As a menu statement explains, the restaurant's name comes from the fact that
the Westerly town seal sports three salmon. The area's Indian name was
Misquamicut, "place of the salmon."
The bucolic scene outside is echoed inside, with dark-stained pine trim and
wainscoting against the raw brick of the renovated mill building. The
three-fish motif is unrelenting to the point of being a good-natured joke: in a
painting, on a cabinet, with your bill instead of mints, etc. Fortunately,
while the blossoms of Sweet William in the pottery vase on our table were
purple and pink, they were not salmon pink.
The first thing you'll notice as the food passes by is how much of it is the
culinary equivalent of big hair. Someone's mashed potatoes sport a tall,
cross-hatched wafer. A filet mignon supports a tower of what look to be complex
egg-glazed crackers. And this is all in the sophisticated but entertaining
tradition of food-as-modernist-sculpture recently out of vogue in its Manhattan
hotbed but, fortunately, surviving in pockets of esthetic excess like Three
Fish.
As a result, the restaurant's elaborate wine list, with nearly a dozen
champagnes, seems a fitting offering, as are the hot wedges of crusty bread
served with your soup course. The Three Fish Chowder with seafood dumplings
($4) is worthy of a signature dish. It's thick with leeks and cubes of
potatoes, a tomato-infused oil lending pools of color. You might find it too
salty, as I did, but you will certainly find the dumplings scrumptious: filled
with a salmon and halibut mousseline as light and fresh as the sea air.
For an appetizer, we had spring rolls ($6), whose sweet-and-sour sauce was
proffered aloft on a wrought-iron device. Far below, the three enormous fried
veggie wraps were tasty with citrus sauce, although a bit of texture would have
been welcome in the over-sautéed filling.
There are eight regular menu items, plus daily specials. And all of them are
weighted toward seafood, as you would expect. Thoughtful decisions come across:
horseradish in the mashed potatoes accompanying the grilled salmon, but sage
flavoring the version with the stronger tasting grilled shrimp.
The halibut ($18) served across the table from me was quite good. Pan-seared
to provide a crust and to seal in juices, the thick filet was accompanied by a
mix of homefries, scallions, and lobster chunks, under julienned vegetables and
a citrus sauce that could have used more of its billed ginger.
My pork tenderloin ($18) was equally tasty. Rubbed with chili and with
espresso in the barbecue sauce, the crust on the delicate meat was a robust
complement, while a purée of rhubarb and roasted apple was a nice tart
condiment beneath the thick slabs. On the side was an interesting patty of
shredded potato, fried golden.
And the desserts here are modernist art as well. Constructed as much as
concocted, the one we chose is typical of the more elaborate of them.
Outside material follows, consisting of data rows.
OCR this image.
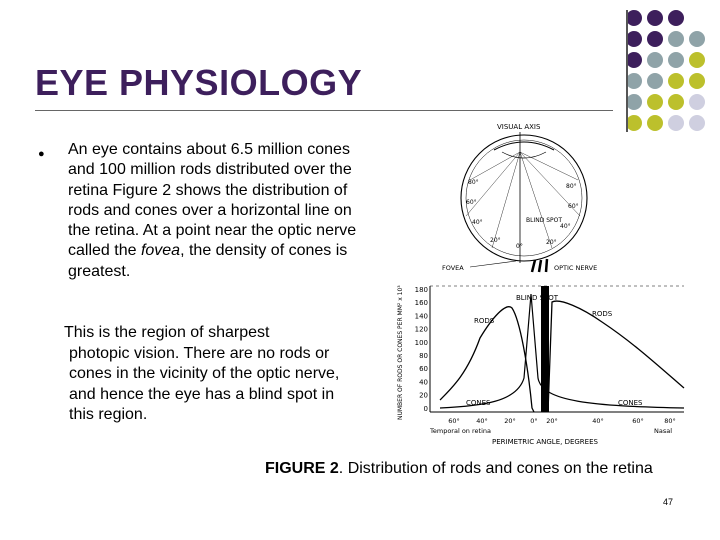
EYE PHYSIOLOGY
● An eye contains about 6.5 million cones and 100 million rods distributed over the retina Figure 2 shows the distribution of rods and cones over a horizontal line on the retina. At a point near the optic nerve called the fovea, the density of cones is greatest.

This is the region of sharpest
photopic vision. There are no rods or cones in the vicinity of the optic nerve, and hence the eye has a blind spot in this region.

VISUAL AXIS
80°
60°
40°
20°
80°
60°
40°
20°
0°
BLIND SPOT
FOVEA	OPTIC NERVE
NUMBER OF RODS OR CONES PER MM² x 10³ 180
160
140
120
100
80
60
40
20
0
BLIND SPOT
RODS
RODS
CONES	CONES
60°	40°	20° 0° 20°	40°	60°	80°
Temporal on retina	Nasal
PERIMETRIC ANGLE, DEGREES

FIGURE 2. Distribution of rods and cones on the retina

47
Presumably, it's billed "the Bomb" ($8) because the moist semi-sweet chocolate
globe at the center explodes into flavor. No lie.
But the assembly around it looks delightfully like some joker's senior thesis
project in architecture. Upended brownie wedge, ribbon of chocolate wafer
spanning the bowl rim, fresh raspberries here and there like sentinels. The
funniest bit, though, sticks with the bomb motif: atop a dollop of hazelnut ice
cream, a tiny candle glows through a thin column of tart fruit leather! (Oh, by
the way -- it's all quite delicious, too.)
A fitting end to a fine meal. Three Fish may represent serious dining, but it
does keep a sense of humor about it.